“Z” e il limbo italiano

(12 Mar 08)

Emanuele Macaluso

La vittoria di Zapatero in Spagna e la rimonta socialista in Francia hanno fatto dire a Veltroni che negli Stati Uniti e in Europa «c’è un vento nuovo». Forse è vero. Anche la sinistra radicale è entusiasta: lunedì sul Manifesto c’era una grande foto con Zapatero sorridente e Sarkozy accigliato e una didascalia che diceva: «Qui, se puede». E ieri Valentino Parlato, sempre sul Manifesto, notava che l’ondata di destra si può fermare: «Se puede». «Si può fare».

Ma ancora una volta si può con i socialisti che in Europa sono la sola, ripeto, la sola alternativa alla destra reazionaria o moderata. Eppure in Italia nei mesi scorsi quando si diede vita al Pd abbiamo letto e riletto che il socialismo (quale?) è un «cane morto» o, più benevolmente, si diceva che era un residuato del secolo scorso, roba vecchia.

Eppure proprio i partiti socialisti negli anni della «rivoluzione conservatrice» della Thatcher o dei governi cristiano-moderati di Germania, stando all’opposizione o al governo come in Francia e Spagna, seppero rinnovare profondamente la loro cultura politica e i loro programmi in modo da poter vincere la sfida sul terreno nuovo del capitalismo globalizzato e della modernizzazione. Chi in questi anni ha seguito il travaglio di tutti i partiti socialisti europei ha potuto misurare il lavoro straordinario che è stato fatto per rinnovare le piattaforme politico-programmatiche rispettando la storia e l’autonomia di ogni partito. Tutti hanno avviato un processo di liberalizzazione nell’economia, la riforma del Welfare e la ridefinizione del ruolo dello Stato nell’economia. E le liberalizzazioni hanno coinvolto la società attraverso l’estensione di nuovi diritti civili, frutto di una modernizzazione, di una secolarizzazione e di una laicità che non ha nulla a che vedere con antiche forme di clericalismo.

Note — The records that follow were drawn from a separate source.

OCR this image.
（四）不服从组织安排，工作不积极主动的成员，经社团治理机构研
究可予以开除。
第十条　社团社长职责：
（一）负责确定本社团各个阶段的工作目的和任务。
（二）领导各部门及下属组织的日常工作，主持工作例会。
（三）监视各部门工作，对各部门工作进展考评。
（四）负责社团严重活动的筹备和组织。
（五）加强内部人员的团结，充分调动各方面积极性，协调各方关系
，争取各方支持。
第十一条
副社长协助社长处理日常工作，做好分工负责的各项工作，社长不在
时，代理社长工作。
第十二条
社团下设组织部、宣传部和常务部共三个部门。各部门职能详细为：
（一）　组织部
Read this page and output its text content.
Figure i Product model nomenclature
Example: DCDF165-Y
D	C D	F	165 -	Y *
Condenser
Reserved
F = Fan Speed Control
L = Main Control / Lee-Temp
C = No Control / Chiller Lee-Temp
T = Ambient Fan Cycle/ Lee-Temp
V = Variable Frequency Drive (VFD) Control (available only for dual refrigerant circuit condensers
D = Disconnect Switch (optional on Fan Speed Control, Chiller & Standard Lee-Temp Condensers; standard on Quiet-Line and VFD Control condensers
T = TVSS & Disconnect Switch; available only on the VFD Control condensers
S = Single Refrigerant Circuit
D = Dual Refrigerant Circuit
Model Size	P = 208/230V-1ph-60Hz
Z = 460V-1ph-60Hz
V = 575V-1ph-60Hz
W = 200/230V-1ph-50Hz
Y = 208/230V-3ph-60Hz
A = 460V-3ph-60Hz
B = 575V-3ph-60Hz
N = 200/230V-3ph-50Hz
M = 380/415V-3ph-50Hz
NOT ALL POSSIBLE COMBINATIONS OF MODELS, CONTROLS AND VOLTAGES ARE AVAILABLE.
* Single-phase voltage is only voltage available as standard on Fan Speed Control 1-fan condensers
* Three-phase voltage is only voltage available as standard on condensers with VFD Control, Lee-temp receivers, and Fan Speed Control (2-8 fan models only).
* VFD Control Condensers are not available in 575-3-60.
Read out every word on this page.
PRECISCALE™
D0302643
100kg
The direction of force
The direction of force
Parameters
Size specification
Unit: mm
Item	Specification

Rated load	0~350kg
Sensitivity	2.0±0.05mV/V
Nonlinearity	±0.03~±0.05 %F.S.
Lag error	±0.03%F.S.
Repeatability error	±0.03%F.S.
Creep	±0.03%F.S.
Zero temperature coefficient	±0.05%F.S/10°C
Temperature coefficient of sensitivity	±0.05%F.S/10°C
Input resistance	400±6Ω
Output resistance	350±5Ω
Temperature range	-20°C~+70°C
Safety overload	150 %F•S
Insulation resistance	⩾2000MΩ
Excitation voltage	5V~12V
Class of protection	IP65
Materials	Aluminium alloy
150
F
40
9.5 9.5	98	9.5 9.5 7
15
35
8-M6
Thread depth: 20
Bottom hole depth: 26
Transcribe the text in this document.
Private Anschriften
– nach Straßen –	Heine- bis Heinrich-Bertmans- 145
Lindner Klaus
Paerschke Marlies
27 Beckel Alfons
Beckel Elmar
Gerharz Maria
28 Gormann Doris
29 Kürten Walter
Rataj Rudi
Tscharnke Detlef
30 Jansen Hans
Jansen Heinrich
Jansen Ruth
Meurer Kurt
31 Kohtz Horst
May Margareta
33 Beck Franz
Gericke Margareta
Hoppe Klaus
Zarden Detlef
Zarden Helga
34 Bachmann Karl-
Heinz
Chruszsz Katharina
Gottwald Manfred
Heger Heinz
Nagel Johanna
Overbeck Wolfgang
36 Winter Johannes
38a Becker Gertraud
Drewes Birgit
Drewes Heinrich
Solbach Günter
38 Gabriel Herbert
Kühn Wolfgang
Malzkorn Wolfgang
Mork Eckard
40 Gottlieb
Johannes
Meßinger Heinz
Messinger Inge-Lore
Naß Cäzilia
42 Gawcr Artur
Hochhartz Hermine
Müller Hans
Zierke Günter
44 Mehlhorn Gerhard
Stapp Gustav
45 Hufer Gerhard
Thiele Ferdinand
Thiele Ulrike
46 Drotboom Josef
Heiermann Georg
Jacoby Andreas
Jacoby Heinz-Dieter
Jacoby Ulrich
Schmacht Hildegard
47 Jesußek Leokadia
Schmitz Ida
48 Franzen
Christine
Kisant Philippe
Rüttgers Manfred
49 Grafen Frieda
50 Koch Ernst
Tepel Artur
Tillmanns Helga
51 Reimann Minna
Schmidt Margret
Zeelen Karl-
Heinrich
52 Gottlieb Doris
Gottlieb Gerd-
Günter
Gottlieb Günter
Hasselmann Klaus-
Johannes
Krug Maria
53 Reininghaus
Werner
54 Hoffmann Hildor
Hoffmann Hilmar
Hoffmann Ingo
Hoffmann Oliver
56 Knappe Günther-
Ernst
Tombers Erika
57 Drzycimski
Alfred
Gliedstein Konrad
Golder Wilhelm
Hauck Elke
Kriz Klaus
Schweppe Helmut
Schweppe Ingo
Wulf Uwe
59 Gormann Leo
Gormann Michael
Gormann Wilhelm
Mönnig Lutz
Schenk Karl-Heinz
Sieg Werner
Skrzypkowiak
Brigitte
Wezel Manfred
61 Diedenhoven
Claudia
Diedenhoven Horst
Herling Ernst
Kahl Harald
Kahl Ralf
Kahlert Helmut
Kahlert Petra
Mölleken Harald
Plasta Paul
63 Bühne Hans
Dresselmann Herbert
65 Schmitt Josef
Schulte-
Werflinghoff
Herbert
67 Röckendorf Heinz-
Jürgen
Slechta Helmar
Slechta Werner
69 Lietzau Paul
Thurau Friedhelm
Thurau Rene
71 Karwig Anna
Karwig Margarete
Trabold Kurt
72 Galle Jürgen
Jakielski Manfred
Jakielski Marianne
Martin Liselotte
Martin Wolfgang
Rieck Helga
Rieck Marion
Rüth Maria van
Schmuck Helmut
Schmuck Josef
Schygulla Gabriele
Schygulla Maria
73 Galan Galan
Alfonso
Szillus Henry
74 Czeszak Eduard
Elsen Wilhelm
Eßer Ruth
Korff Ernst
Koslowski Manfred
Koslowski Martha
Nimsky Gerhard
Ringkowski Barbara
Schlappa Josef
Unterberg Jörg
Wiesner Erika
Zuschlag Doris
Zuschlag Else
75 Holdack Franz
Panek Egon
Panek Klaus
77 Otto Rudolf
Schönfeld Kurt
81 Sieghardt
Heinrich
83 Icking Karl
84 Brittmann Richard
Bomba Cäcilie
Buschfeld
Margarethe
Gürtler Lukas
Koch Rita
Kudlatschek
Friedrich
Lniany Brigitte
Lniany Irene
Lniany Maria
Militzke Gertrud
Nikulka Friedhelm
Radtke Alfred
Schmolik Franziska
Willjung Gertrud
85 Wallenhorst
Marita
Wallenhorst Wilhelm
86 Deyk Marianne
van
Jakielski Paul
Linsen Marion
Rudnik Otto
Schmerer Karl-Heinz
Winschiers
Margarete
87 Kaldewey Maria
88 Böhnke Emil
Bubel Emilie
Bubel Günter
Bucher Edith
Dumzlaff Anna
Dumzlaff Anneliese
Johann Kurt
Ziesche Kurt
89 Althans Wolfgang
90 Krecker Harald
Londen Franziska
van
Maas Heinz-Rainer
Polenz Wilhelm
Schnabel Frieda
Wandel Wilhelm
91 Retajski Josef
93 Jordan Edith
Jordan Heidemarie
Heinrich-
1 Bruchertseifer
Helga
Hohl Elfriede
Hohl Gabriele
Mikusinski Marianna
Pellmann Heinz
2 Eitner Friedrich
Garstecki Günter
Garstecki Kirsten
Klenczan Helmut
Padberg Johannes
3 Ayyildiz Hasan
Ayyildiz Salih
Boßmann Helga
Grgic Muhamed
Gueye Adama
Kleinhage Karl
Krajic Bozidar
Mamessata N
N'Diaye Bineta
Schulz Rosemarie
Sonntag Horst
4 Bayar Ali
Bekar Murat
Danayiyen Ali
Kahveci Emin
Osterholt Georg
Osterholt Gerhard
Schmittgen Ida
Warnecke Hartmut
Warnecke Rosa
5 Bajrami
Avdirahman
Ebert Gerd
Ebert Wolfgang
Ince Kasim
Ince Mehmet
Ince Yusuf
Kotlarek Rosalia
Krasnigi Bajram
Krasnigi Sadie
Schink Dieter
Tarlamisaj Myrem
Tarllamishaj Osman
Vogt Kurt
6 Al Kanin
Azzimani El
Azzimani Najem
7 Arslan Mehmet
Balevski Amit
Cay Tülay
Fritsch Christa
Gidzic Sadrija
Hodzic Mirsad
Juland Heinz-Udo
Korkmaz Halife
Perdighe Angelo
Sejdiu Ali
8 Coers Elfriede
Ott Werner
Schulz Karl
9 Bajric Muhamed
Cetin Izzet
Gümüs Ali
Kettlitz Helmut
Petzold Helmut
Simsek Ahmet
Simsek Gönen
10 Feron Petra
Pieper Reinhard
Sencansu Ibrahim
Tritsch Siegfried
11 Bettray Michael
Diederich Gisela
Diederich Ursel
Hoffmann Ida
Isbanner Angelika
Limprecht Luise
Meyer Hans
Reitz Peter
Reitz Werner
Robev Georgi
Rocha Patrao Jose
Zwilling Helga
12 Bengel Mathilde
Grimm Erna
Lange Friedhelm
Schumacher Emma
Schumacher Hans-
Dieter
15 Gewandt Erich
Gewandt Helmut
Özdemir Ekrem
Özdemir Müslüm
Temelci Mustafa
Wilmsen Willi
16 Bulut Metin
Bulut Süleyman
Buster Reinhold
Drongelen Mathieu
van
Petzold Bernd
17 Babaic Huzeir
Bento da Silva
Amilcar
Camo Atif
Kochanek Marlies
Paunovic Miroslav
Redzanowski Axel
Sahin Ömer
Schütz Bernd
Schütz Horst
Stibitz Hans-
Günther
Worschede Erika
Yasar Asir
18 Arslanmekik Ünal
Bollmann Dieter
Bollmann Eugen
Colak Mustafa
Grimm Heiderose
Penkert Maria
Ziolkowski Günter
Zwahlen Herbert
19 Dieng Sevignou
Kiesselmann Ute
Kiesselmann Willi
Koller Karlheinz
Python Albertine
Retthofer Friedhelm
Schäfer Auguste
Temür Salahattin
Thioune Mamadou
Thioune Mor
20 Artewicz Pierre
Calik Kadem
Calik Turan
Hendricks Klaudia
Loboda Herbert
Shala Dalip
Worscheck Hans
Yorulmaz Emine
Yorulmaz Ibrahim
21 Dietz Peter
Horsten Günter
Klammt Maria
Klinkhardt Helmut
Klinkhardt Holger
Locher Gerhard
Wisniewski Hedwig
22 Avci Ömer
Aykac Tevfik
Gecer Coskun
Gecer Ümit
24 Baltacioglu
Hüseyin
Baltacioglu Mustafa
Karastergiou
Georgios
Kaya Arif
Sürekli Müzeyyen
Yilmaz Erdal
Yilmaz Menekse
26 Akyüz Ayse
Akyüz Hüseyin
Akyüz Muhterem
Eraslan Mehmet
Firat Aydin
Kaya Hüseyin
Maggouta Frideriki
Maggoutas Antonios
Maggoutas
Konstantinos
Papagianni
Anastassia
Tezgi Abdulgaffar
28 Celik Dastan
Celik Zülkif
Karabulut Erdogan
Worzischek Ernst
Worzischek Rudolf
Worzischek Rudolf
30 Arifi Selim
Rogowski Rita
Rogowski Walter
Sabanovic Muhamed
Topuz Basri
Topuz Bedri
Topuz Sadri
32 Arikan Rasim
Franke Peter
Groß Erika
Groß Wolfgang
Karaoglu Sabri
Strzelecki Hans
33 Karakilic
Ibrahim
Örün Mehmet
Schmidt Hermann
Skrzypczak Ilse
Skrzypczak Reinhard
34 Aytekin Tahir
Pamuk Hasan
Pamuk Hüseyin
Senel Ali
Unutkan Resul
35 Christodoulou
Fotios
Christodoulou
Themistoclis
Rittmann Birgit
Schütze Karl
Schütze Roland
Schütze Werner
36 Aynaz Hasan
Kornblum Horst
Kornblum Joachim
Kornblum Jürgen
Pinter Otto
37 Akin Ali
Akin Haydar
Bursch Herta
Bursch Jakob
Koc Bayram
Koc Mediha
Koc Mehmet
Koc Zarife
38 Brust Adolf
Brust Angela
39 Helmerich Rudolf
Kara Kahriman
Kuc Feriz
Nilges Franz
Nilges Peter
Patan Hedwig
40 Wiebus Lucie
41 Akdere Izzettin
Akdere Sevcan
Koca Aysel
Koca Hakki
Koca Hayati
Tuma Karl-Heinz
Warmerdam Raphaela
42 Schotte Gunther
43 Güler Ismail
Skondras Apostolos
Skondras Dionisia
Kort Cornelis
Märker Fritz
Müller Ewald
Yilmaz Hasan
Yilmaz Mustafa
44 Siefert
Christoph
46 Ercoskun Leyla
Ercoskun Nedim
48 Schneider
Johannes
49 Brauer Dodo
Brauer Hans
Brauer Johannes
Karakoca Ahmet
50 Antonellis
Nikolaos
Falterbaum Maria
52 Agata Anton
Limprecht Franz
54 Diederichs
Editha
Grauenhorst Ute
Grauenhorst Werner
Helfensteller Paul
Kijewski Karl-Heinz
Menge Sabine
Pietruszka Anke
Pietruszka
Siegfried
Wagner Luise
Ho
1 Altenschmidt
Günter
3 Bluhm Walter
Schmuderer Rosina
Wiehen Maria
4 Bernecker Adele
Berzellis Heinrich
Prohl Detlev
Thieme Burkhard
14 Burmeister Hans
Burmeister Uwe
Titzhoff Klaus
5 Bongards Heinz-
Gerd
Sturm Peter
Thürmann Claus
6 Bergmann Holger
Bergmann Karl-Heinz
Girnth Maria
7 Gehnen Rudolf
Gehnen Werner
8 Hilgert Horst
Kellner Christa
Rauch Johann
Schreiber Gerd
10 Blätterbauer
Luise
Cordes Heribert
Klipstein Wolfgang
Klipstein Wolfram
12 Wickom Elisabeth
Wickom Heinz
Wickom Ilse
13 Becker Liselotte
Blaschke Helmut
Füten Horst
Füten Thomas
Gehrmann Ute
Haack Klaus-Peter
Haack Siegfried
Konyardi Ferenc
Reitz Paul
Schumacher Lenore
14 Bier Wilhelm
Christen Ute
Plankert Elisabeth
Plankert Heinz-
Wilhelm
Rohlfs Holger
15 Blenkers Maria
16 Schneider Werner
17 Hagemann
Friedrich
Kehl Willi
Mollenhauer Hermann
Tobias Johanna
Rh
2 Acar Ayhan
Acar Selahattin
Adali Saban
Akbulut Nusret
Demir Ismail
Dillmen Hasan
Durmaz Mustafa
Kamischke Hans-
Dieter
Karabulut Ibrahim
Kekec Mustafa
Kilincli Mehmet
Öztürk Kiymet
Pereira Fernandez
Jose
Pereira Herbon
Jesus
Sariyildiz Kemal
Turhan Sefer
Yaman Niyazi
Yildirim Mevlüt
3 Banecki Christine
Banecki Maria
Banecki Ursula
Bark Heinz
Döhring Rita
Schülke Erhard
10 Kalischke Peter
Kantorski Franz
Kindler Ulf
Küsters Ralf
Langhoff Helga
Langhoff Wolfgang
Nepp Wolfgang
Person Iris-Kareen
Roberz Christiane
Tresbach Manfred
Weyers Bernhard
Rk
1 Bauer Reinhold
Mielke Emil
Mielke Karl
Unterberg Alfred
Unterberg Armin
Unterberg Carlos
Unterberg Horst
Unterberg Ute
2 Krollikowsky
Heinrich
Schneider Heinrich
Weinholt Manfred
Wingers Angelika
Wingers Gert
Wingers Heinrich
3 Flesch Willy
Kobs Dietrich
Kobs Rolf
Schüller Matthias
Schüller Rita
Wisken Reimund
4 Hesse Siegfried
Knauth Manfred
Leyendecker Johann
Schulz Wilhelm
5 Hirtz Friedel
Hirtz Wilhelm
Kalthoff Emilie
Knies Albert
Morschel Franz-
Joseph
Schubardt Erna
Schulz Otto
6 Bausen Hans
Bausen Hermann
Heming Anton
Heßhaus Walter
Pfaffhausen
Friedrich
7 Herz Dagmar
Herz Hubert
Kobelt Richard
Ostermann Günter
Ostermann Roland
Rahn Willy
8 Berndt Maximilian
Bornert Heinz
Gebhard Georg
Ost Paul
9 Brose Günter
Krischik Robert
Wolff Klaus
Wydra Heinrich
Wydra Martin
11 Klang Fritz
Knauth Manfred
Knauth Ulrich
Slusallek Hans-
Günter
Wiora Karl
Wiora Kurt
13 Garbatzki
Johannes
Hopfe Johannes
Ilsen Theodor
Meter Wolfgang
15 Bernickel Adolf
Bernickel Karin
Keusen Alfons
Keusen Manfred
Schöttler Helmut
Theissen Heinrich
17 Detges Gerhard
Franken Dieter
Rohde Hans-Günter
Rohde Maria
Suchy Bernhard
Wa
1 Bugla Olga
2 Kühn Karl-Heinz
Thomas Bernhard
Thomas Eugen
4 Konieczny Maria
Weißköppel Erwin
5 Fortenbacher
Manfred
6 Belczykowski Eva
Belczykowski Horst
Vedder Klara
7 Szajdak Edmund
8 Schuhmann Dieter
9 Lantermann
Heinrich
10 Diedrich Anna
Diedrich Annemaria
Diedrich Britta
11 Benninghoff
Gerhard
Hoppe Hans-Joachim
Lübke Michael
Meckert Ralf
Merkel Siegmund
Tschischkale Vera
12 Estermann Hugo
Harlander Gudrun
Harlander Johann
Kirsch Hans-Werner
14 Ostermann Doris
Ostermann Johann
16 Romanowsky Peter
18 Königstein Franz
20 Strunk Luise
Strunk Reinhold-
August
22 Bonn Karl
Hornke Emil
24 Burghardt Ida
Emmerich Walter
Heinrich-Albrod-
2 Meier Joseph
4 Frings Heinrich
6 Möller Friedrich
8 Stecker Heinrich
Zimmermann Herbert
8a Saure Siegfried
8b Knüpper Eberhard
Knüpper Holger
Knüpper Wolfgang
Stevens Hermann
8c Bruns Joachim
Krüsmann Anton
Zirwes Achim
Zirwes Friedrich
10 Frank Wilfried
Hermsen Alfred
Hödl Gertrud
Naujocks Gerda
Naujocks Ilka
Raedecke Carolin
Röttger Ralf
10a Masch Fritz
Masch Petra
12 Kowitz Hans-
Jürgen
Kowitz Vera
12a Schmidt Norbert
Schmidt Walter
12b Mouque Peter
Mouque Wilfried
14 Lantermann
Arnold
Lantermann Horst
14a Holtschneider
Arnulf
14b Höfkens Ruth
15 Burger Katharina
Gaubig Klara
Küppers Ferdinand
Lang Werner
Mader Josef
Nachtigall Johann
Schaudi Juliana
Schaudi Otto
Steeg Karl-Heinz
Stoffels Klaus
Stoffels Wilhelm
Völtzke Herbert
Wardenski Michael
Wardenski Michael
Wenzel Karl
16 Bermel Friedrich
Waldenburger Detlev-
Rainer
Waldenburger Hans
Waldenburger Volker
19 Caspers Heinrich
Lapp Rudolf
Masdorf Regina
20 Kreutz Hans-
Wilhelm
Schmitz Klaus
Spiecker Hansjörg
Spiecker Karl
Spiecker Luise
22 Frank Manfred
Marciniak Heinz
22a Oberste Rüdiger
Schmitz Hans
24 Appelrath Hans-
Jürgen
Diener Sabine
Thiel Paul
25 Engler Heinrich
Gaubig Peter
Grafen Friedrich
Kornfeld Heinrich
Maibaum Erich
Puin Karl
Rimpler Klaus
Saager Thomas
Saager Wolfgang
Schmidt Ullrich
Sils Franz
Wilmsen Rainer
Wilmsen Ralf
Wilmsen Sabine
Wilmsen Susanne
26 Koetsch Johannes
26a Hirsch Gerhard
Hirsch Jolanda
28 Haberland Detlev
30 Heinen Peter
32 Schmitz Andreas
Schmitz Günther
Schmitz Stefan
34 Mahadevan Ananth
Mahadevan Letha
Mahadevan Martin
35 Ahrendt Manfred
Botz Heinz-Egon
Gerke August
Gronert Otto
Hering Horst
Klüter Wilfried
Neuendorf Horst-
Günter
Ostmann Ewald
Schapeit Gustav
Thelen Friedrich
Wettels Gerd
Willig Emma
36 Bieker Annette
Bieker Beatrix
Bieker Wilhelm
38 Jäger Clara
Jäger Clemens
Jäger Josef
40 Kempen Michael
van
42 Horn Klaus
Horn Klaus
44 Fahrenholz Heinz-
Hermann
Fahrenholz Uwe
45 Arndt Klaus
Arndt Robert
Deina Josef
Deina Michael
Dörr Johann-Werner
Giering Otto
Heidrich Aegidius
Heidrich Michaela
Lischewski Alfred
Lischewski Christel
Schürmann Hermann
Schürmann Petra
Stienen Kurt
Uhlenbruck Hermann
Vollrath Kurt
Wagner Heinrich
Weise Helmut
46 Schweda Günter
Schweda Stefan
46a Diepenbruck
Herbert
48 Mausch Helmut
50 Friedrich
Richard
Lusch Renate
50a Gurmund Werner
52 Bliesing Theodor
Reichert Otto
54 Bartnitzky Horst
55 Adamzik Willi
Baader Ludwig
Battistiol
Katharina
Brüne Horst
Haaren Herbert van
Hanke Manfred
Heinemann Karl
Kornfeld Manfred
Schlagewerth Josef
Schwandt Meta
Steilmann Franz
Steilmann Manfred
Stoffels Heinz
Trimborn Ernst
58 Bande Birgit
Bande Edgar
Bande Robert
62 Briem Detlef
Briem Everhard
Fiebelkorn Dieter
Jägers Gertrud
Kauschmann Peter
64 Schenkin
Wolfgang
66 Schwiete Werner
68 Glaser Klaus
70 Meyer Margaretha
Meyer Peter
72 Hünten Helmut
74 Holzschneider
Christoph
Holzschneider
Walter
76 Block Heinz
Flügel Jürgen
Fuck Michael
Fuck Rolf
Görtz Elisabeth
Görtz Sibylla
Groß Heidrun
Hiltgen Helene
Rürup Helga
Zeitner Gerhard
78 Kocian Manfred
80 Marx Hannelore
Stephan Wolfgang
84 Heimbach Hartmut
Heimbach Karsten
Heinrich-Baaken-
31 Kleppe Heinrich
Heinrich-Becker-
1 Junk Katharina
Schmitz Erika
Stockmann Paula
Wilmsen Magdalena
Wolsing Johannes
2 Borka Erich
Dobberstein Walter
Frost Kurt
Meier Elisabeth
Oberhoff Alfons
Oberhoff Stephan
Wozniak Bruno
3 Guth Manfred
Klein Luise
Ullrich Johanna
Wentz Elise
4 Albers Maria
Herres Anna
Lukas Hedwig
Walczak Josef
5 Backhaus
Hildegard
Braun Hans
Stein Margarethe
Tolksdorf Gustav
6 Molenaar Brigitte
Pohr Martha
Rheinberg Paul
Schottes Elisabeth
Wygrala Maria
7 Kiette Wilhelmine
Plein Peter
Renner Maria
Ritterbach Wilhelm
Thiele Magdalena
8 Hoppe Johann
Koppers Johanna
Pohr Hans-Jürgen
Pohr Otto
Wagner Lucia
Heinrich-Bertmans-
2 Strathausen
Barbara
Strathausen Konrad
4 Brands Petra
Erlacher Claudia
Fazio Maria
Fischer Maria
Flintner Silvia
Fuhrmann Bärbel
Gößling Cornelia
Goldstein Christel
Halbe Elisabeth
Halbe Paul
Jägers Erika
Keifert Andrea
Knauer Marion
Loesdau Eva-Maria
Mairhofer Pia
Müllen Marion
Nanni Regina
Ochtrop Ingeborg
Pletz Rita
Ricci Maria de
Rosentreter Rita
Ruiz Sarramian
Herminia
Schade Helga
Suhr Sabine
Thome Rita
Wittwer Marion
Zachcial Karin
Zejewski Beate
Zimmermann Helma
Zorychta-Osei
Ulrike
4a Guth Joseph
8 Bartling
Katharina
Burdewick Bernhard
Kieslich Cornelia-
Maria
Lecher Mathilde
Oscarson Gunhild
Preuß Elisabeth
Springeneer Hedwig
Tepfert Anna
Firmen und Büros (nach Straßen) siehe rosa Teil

In Italia, nella sinistra questo processo politico-culturale non c’è stato: negli Anni Novanta il Psi praticamente non c’era più e gli eredi del Pci, che con Occhetto nel 1989 fecero la svolta, mantennero una riserva di fondo nei confronti del socialismo italiano ed europeo che avrebbe dovuto essere superata prima con D’Alema e poi con Fassino. I quali nei congressi mossero dei passi significativi in questa direzione senza però fare un’opera di revisione tale da collocare stabilmente i Ds nell’alveo del socialismo europeo.

La nascita del Pd è stata invece segnata da un distacco da esso. Non poteva essere diversamente data la presenza nel nuovo partito di una componente che richiama la storia della Dc e la presenza di un gruppo di cattolici integralisti. I quali, non a caso, hanno parlato sprezzantemente di «una deriva zapaterista» da cui il Pd doveva vaccinarsi. Ha ragione Gian Enrico Rusconi quando ieri, su questo giornale, scriveva che «l’eutanasia del socialismo nel nostro Paese impedisce di cogliere il nesso fecondo tra socialismo della cittadinanza e diritti civili».

Insomma il Pd può salutare i successi dei socialisti ma non identificarsi con la loro storia e il loro avvenire. Veltroni aveva parlato di un superamento del Pse attraverso la formazione di un partito democratico europeo, che coinvolgesse i centristi di François Bayrou (3% in queste elezioni). Ma sono i socialisti francesi che ieri hanno dichiarato che con il Modem di Bayrou sono possibili alleanze locali, ma «senza rinnegarsi».

La verità è che il Pd, rispetto al socialismo europeo, non può «né aderire né sabotare», resta nel limbo, e senza riferimenti. La sinistra radicale registra, in Francia e in Spagna, una sconfitta. E l’Arcobaleno italiano in Europa è collegato con essa e si contrappone ai socialisti senza alcuna prospettiva. In questo quadro Bertinotti accentua la separazione con le forze che nel concreto della lotta politica sono alternative alla destra e ai conservatori moderati. E quindi il tentativo fatto con le elezioni del 2005 di collocarsi come forza di governo appare una piccola parentesi di un percorso senza prospettive, nemmeno come forza consistente di opposizione.

In conclusione il Pd di centrosinistra e la sinistra radicale, in modo diverso, si estraniano dai processi politico-culturali che coinvolgono tutta l’Europa. È questo il dato su cui riflettere, perché non riguarda solo la sinistra ma il Paese.